We begin by defining the circle as the endpoints of all possible 2D unit vectors. The ellipse (or at least I"m TOLD it's an ellipse) is the shape drawn by the endpoints of all these vectors after they have all been transformed in the same way (aka multiplied by the same nonsingular matrix $A$).
-
For linear transformations represented by diagonal matrices, it's easy to see. We're just stretching the circle in the X and Y directions.
-
For linear transformations represented by symmetric matrices…its a little harder, but I can see the transformation because the eigenvectors of the symmetric matrix are perpendicular, and if we change to a basis where those eigenvectors are the basis vectors, the transformation can be represented by a diagonal matrix (as for WHY symmetric matrices can be decomposed this way I don't yet really understand – but for the purpose of this question I'm just accepting that they can; I'm accepting that the eigenvectors of symmetric matrices are perpendicular to one another).
So, just like diagonal matrices, symmetric matrices also correspond to stretching a unit circle in perpendicular directions – but unless the symmetric matrix is diagonal, these are perpendicular directions different from the X and Y directions.
-
Buuut…what about for nonsymmetric matrices?
Thanks!
EDIT:
I've now learned of the polar decomposition of any real matrix, and that provides a beautiful explanation for why any real matrix takes a circle to an ellipse!
$A=QS$, where $Q$ is an orthogonal matrix (rotation) and $S$ is a symmetric matrix (stretching in the direction of the eigenvectors).
The symmetric matrix will definitely correspond to making an ellipse (since it scales in orthogonal directions, although perhaps not our regular $x$ and $y$ directions) and all the orthonormal matrix will do is rotate this ellipse.

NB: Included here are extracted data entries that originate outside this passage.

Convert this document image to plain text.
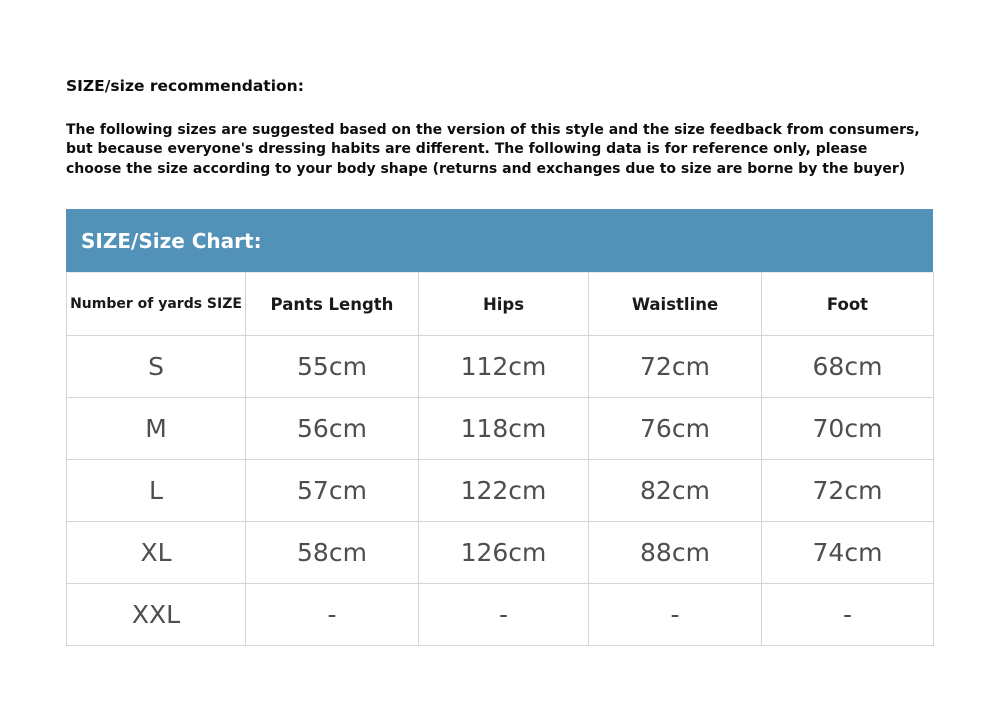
SIZE/size recommendation:
The following sizes are suggested based on the version of this style and the size feedback from consumers,
but because everyone's dressing habits are different. The following data is for reference only, please
choose the size according to your body shape (returns and exchanges due to size are borne by the buyer)
SIZE/Size Chart:
Number of yards SIZE	Pants Length	Hips	Waistline	Foot
S	55cm	112cm	72cm	68cm
M	56cm	118cm	76cm	70cm
L	57cm	122cm	82cm	72cm
XL	58cm	126cm	88cm	74cm
XXL	-	-	-	-
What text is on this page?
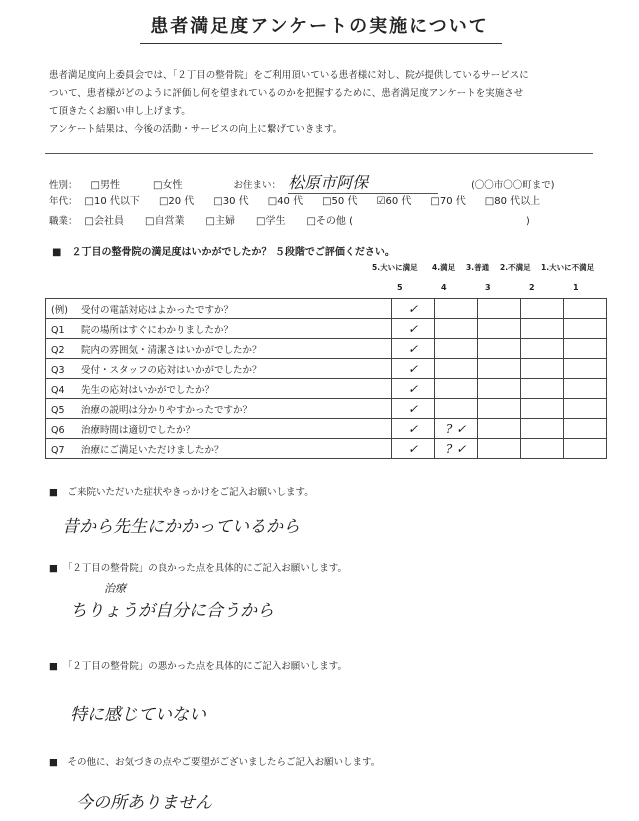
患者満足度アンケートの実施について

患者満足度向上委員会では、「２丁目の整骨院」をご利用頂いている患者様に対し、院が提供しているサービスに

ついて、患者様がどのように評価し何を望まれているのかを把握するために、患者満足度アンケートを実施させ

て頂きたくお願い申し上げます。

アンケート結果は、今後の活動・サービスの向上に繋げていきます。

性別： □男性	□女性	お住まい： 松原市阿保	(〇〇市〇〇町まで)
年代： □10 代以下 □20 代 □30 代 □40 代 □50 代 ☑60 代 □70 代 □80 代以上
職業： □会社員 □自営業 □主婦 □学生 □その他 (	)
■　２丁目の整骨院の満足度はいかがでしたか？ ５段階でご評価ください。
5.大いに満足 4.満足 3.普通 2.不満足 1.大いに不満足
5	4	3	2	1
(例) 受付の電話対応はよかったですか？	✓				
Q1 院の場所はすぐにわかりましたか？	✓				
Q2 院内の雰囲気・清潔さはいかがでしたか？	✓				
Q3 受付・スタッフの応対はいかがでしたか？	✓				
Q4 先生の応対はいかがでしたか？	✓				
Q5 治療の説明は分かりやすかったですか？	✓				
Q6 治療時間は適切でしたか？	✓	? ✓			
Q7 治療にご満足いただけましたか？	✓	? ✓			
■　ご来院いただいた症状やきっかけをご記入お願いします。
昔から先生にかかっているから
■　「２丁目の整骨院」の良かった点を具体的にご記入お願いします。
治療
ちりょうが自分に合うから
■　「２丁目の整骨院」の悪かった点を具体的にご記入お願いします。
特に感じていない
■　その他に、お気づきの点やご要望がございましたらご記入お願いします。
今の所ありません
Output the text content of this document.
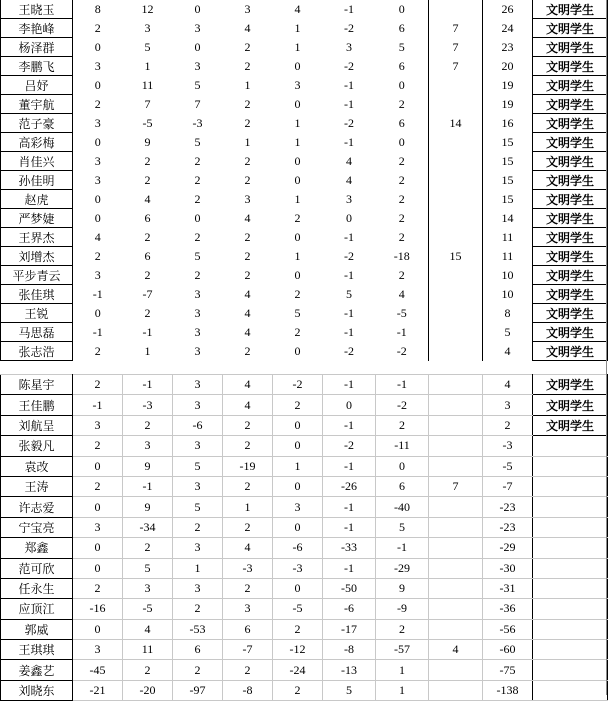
王晓玉	8	12	0	3	4	-1	0		26	文明学生
李艳峰	2	3	3	4	1	-2	6	7	24	文明学生
杨泽群	0	5	0	2	1	3	5	7	23	文明学生
李鹏飞	3	1	3	2	0	-2	6	7	20	文明学生
吕妤	0	11	5	1	3	-1	0		19	文明学生
董宇航	2	7	7	2	0	-1	2		19	文明学生
范子豪	3	-5	-3	2	1	-2	6	14	16	文明学生
高彩梅	0	9	5	1	1	-1	0		15	文明学生
肖佳兴	3	2	2	2	0	4	2		15	文明学生
孙佳明	3	2	2	2	0	4	2		15	文明学生
赵虎	0	4	2	3	1	3	2		15	文明学生
严梦婕	0	6	0	4	2	0	2		14	文明学生
王界杰	4	2	2	2	0	-1	2		11	文明学生
刘增杰	2	6	5	2	1	-2	-18	15	11	文明学生
平步青云	3	2	2	2	0	-1	2		10	文明学生
张佳琪	-1	-7	3	4	2	5	4		10	文明学生
王锐	0	2	3	4	5	-1	-5		8	文明学生
马思磊	-1	-1	3	4	2	-1	-1		5	文明学生
张志浩	2	1	3	2	0	-2	-2		4	文明学生
陈星宇	2	-1	3	4	-2	-1	-1		4	文明学生
王佳鹏	-1	-3	3	4	2	0	-2		3	文明学生
刘航呈	3	2	-6	2	0	-1	2		2	文明学生
张毅凡	2	3	3	2	0	-2	-11		-3	
袁改	0	9	5	-19	1	-1	0		-5	
王涛	2	-1	3	2	0	-26	6	7	-7	
许志爱	0	9	5	1	3	-1	-40		-23	
宁宝亮	3	-34	2	2	0	-1	5		-23	
郑鑫	0	2	3	4	-6	-33	-1		-29	
范可欣	0	5	1	-3	-3	-1	-29		-30	
任永生	2	3	3	2	0	-50	9		-31	
应顶江	-16	-5	2	3	-5	-6	-9		-36	
郭威	0	4	-53	6	2	-17	2		-56	
王琪琪	3	11	6	-7	-12	-8	-57	4	-60	
姜鑫艺	-45	2	2	2	-24	-13	1		-75	
刘晓东	-21	-20	-97	-8	2	5	1		-138	
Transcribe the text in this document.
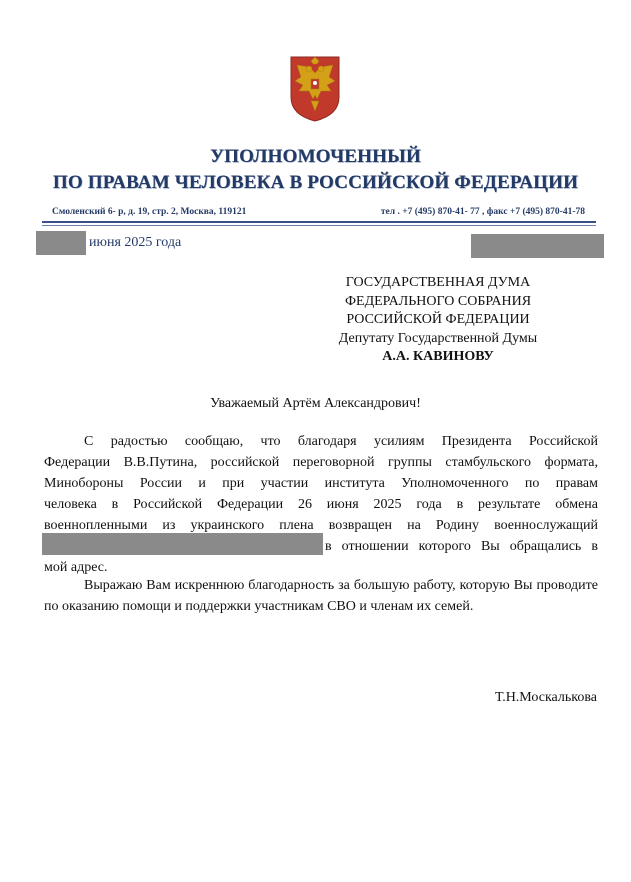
УПОЛНОМОЧЕННЫЙ
ПО ПРАВАМ ЧЕЛОВЕКА В РОССИЙСКОЙ ФЕДЕРАЦИИ
Смоленский 6- р, д. 19, стр. 2, Москва, 119121	тел . +7 (495) 870-41- 77 , факс +7 (495) 870-41-78
июня 2025 года
ГОСУДАРСТВЕННАЯ ДУМА
ФЕДЕРАЛЬНОГО СОБРАНИЯ
РОССИЙСКОЙ ФЕДЕРАЦИИ
Депутату Государственной Думы
А.А. КАВИНОВУ
Уважаемый Артём Александрович!
С радостью сообщаю, что благодаря усилиям Президента Российской
Федерации В.В.Путина, российской переговорной группы стамбульского формата,
Минобороны России и при участии института Уполномоченного по правам
человека в Российской Федерации 26 июня 2025 года в результате обмена
военнопленными из украинского плена возвращен на Родину военнослужащий
в отношении которого Вы обращались в
мой адрес.
Выражаю Вам искреннюю благодарность за большую работу, которую Вы проводите по оказанию помощи и поддержки участникам СВО и членам их семей.
Т.Н.Москалькова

However, all the explanations I've seen so far that PROVE that polar decompositions of real matrices are always possible use an algebraic explanation instead of a geometric one…so they aren't really what I'm looking for.
Thanks again!
Best Answer
The equation of a circle is $x^2 + y^2 = r^2$, or in terms of vectors $(x,y) \pmatrix{x\cr y} = r^2$ An invertible linear transformation $T$ takes $\pmatrix{x\cr y}$ to $\pmatrix{X\cr Y} = T\pmatrix{x\cr y}$. Thus $\pmatrix{x\cr y\cr} = T^{-1} \pmatrix{X\cr Y}$, and $(x,y) = (X, Y) (T^{-1})^\top$. The equation becomes $$(X, Y) (T^{-1})^\top T^{-1} \pmatrix{X\cr Y} = r^2 $$ Note that $(T^{-1})^\top T^{-1}$ is a real symmetric matrix, so it can be diagonalized, and its eigenvalues are positive.